Justice Antonin Scalia died this weekend, and Senate Majority Leader Mitch McConnell has already declared that he wants the next president, not Obama, to appoint Scalia’s replacement. There is good reason to believe that he can make that happen.

The president may propose any legislation he wishes and nominate any candidate to the high court he wants. Whether his bill becomes law, and whether his nominee takes office, is not up to him.

Planned Paralysis

The US was designed to be this way. The founders feared an efficient government. They did not believe in the goodness of man… but in his corruption. They understood the need for government but wanted its authority to be limited.

When necessary, they wanted the government to act with general conviction among the people that something had to be done. Barring that condition, they expected gridlock.

It is interesting that Americans now regard the paralysis of government as pathological, and a government that gets things done as healthy.

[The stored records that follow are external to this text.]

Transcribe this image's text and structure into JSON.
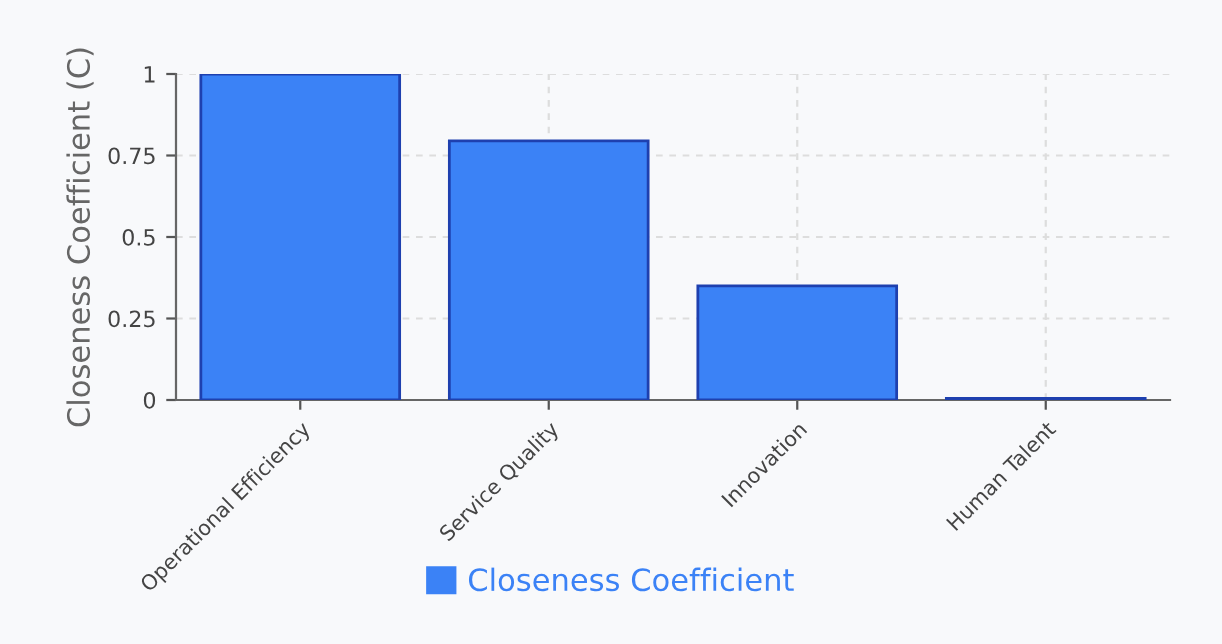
{
  "chart_data": {
    "type": "bar",
    "ylabel": "Closeness Coefficient (C)",
    "categories": [
      "Operational Efficiency",
      "Service Quality",
      "Innovation",
      "Human Talent"
    ],
    "series": [
      {
        "name": "Closeness Coefficient",
        "color": "#3b82f6",
        "values": [
          1,
          0.795,
          0.35,
          0.005
        ]
      }
    ],
    "ylim": [
      0,
      1
    ],
    "yticks": [
      0,
      0.25,
      0.5,
      0.75,
      1
    ],
    "grid": true,
    "legend": "bottom"
  }
}
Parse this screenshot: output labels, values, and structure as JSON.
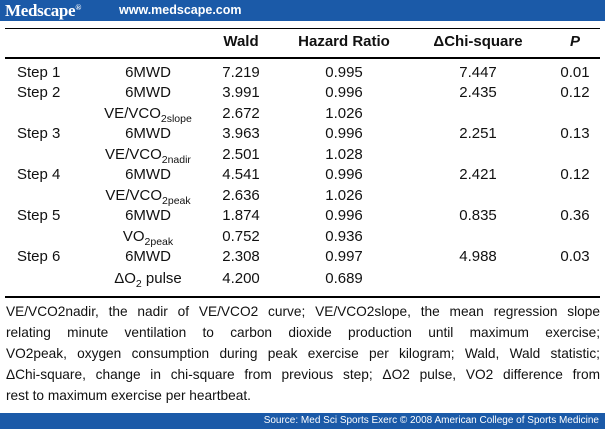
{
  "banner": {
    "brand": "Medscape",
    "brand_mark": "®",
    "url": "www.medscape.com"
  },
  "table": {
    "headers": {
      "wald": "Wald",
      "hazard_ratio": "Hazard Ratio",
      "delta_chi": "ΔChi-square",
      "p": "P"
    },
    "rows": [
      {
        "step": "Step 1",
        "variable": "6MWD",
        "wald": "7.219",
        "hr": "0.995",
        "dchi": "7.447",
        "p": "0.01"
      },
      {
        "step": "Step 2",
        "variable": "6MWD",
        "wald": "3.991",
        "hr": "0.996",
        "dchi": "2.435",
        "p": "0.12"
      },
      {
        "step": "",
        "variable_main": "VE/VCO",
        "variable_sub": "2slope",
        "wald": "2.672",
        "hr": "1.026",
        "dchi": "",
        "p": ""
      },
      {
        "step": "Step 3",
        "variable": "6MWD",
        "wald": "3.963",
        "hr": "0.996",
        "dchi": "2.251",
        "p": "0.13"
      },
      {
        "step": "",
        "variable_main": "VE/VCO",
        "variable_sub": "2nadir",
        "wald": "2.501",
        "hr": "1.028",
        "dchi": "",
        "p": ""
      },
      {
        "step": "Step 4",
        "variable": "6MWD",
        "wald": "4.541",
        "hr": "0.996",
        "dchi": "2.421",
        "p": "0.12"
      },
      {
        "step": "",
        "variable_main": "VE/VCO",
        "variable_sub": "2peak",
        "wald": "2.636",
        "hr": "1.026",
        "dchi": "",
        "p": ""
      },
      {
        "step": "Step 5",
        "variable": "6MWD",
        "wald": "1.874",
        "hr": "0.996",
        "dchi": "0.835",
        "p": "0.36"
      },
      {
        "step": "",
        "variable_main": "VO",
        "variable_sub": "2peak",
        "wald": "0.752",
        "hr": "0.936",
        "dchi": "",
        "p": ""
      },
      {
        "step": "Step 6",
        "variable": "6MWD",
        "wald": "2.308",
        "hr": "0.997",
        "dchi": "4.988",
        "p": "0.03"
      },
      {
        "step": "",
        "variable_main": "ΔO",
        "variable_sub": "2",
        "variable_tail": " pulse",
        "wald": "4.200",
        "hr": "0.689",
        "dchi": "",
        "p": ""
      }
    ]
  },
  "footnote": {
    "line1": "VE/VCO2nadir, the nadir of VE/VCO2 curve; VE/VCO2slope, the mean regression slope",
    "line2": "relating minute ventilation to carbon dioxide production until maximum exercise;",
    "line3": "VO2peak, oxygen consumption during peak exercise per kilogram; Wald, Wald statistic;",
    "line4": "ΔChi-square, change in chi-square from previous step; ΔO2 pulse, VO2 difference from",
    "line5": "rest to maximum exercise per heartbeat."
  },
  "source": {
    "text": "Source: Med Sci Sports Exerc © 2008 American College of Sports Medicine"
  }
}
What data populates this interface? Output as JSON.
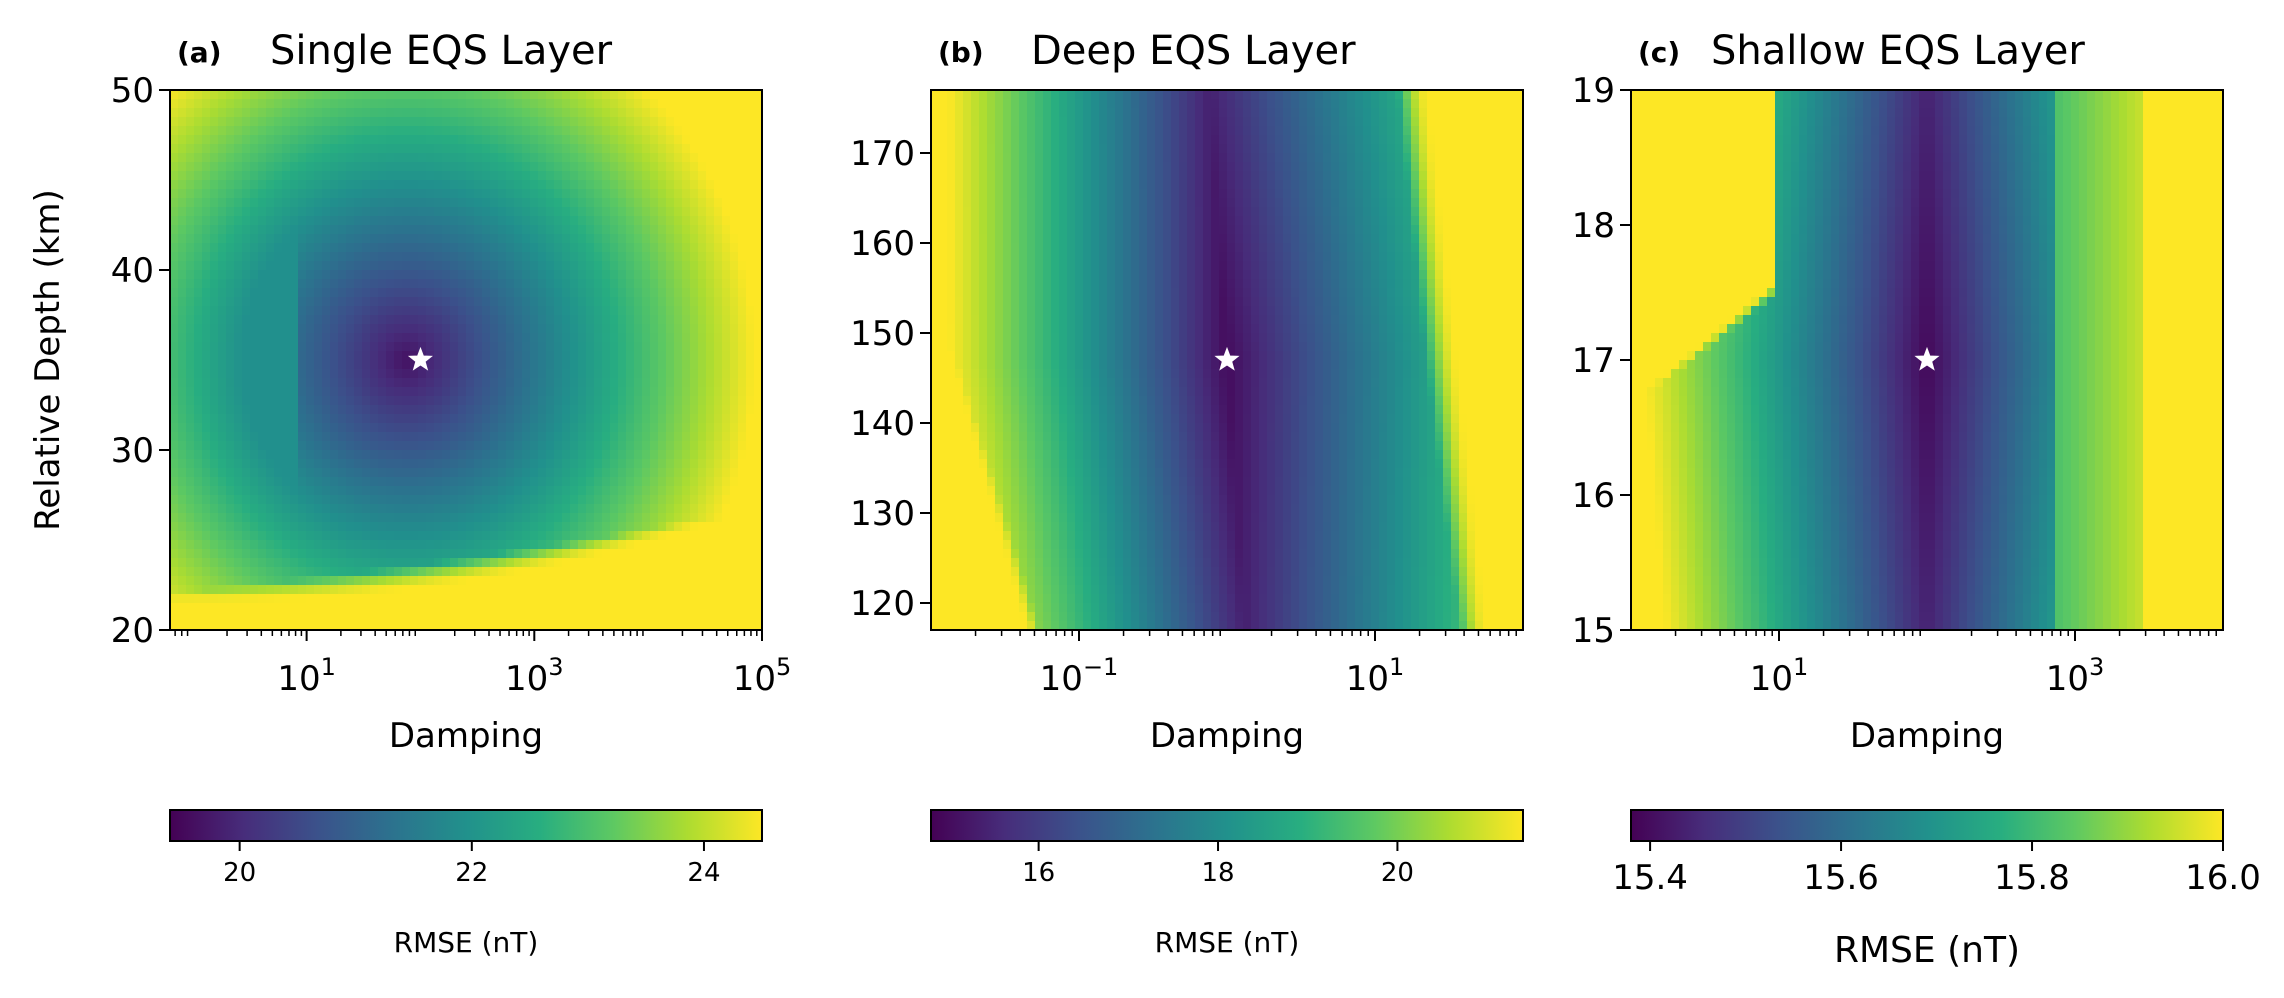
{
  "chart_data": [
    {
      "type": "heatmap",
      "panel_label": "(a)",
      "title": "Single EQS Layer",
      "xlabel": "Damping",
      "ylabel": "Relative Depth (km)",
      "x_scale": "log",
      "xlim_log10": [
        -0.2,
        5.0
      ],
      "ylim": [
        20,
        50
      ],
      "x_ticks": [
        {
          "log10": 1,
          "base": "10",
          "exp": "1"
        },
        {
          "log10": 3,
          "base": "10",
          "exp": "3"
        },
        {
          "log10": 5,
          "base": "10",
          "exp": "5"
        }
      ],
      "y_ticks": [
        20,
        30,
        40,
        50
      ],
      "best_fit": {
        "damping_log10": 2.0,
        "depth": 35
      },
      "colorbar": {
        "label": "RMSE (nT)",
        "range": [
          19.4,
          24.5
        ],
        "ticks": [
          20,
          22,
          24
        ]
      }
    },
    {
      "type": "heatmap",
      "panel_label": "(b)",
      "title": "Deep EQS Layer",
      "xlabel": "Damping",
      "ylabel": "",
      "x_scale": "log",
      "xlim_log10": [
        -2.0,
        2.0
      ],
      "ylim": [
        117,
        177
      ],
      "x_ticks": [
        {
          "log10": -1,
          "base": "10",
          "exp": "−1"
        },
        {
          "log10": 1,
          "base": "10",
          "exp": "1"
        }
      ],
      "y_ticks": [
        120,
        130,
        140,
        150,
        160,
        170
      ],
      "best_fit": {
        "damping_log10": 0.0,
        "depth": 147
      },
      "colorbar": {
        "label": "RMSE (nT)",
        "range": [
          14.8,
          21.4
        ],
        "ticks": [
          16,
          18,
          20
        ]
      }
    },
    {
      "type": "heatmap",
      "panel_label": "(c)",
      "title": "Shallow EQS Layer",
      "xlabel": "Damping",
      "ylabel": "",
      "x_scale": "log",
      "xlim_log10": [
        0.0,
        4.0
      ],
      "ylim": [
        15,
        19
      ],
      "x_ticks": [
        {
          "log10": 1,
          "base": "10",
          "exp": "1"
        },
        {
          "log10": 3,
          "base": "10",
          "exp": "3"
        }
      ],
      "y_ticks": [
        15,
        16,
        17,
        18,
        19
      ],
      "best_fit": {
        "damping_log10": 2.0,
        "depth": 17
      },
      "colorbar": {
        "label": "RMSE (nT)",
        "range": [
          15.38,
          16.0
        ],
        "ticks": [
          15.4,
          15.6,
          15.8,
          16.0
        ]
      }
    }
  ]
}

There is frequently discussion of government being run in a businesslike manner. This misses the obvious point: government is not a business. The purpose of business is to make money. The purpose of the American government is to contain the worst impulses of human beings by making the drafting of legislation as difficult as possible, without rendering it impossible.

Businesses want efficient decision making. The founders feared an efficient government. Government is designed to thwart rapid decision making, while business thrives on it. The founders valued business. They feared the government. So business methods and government methods aren’t even vaguely connected.

The President as Commander in Chief

The exception of course is in foreign policy. The founders understood that it was a dangerous world, and whatever system they developed for domestic governance, and whatever provisions they made for signing treaties and other formalities of the state, the need to go to war might arise suddenly. Therefore, they gave the president another post in government: commander in chief.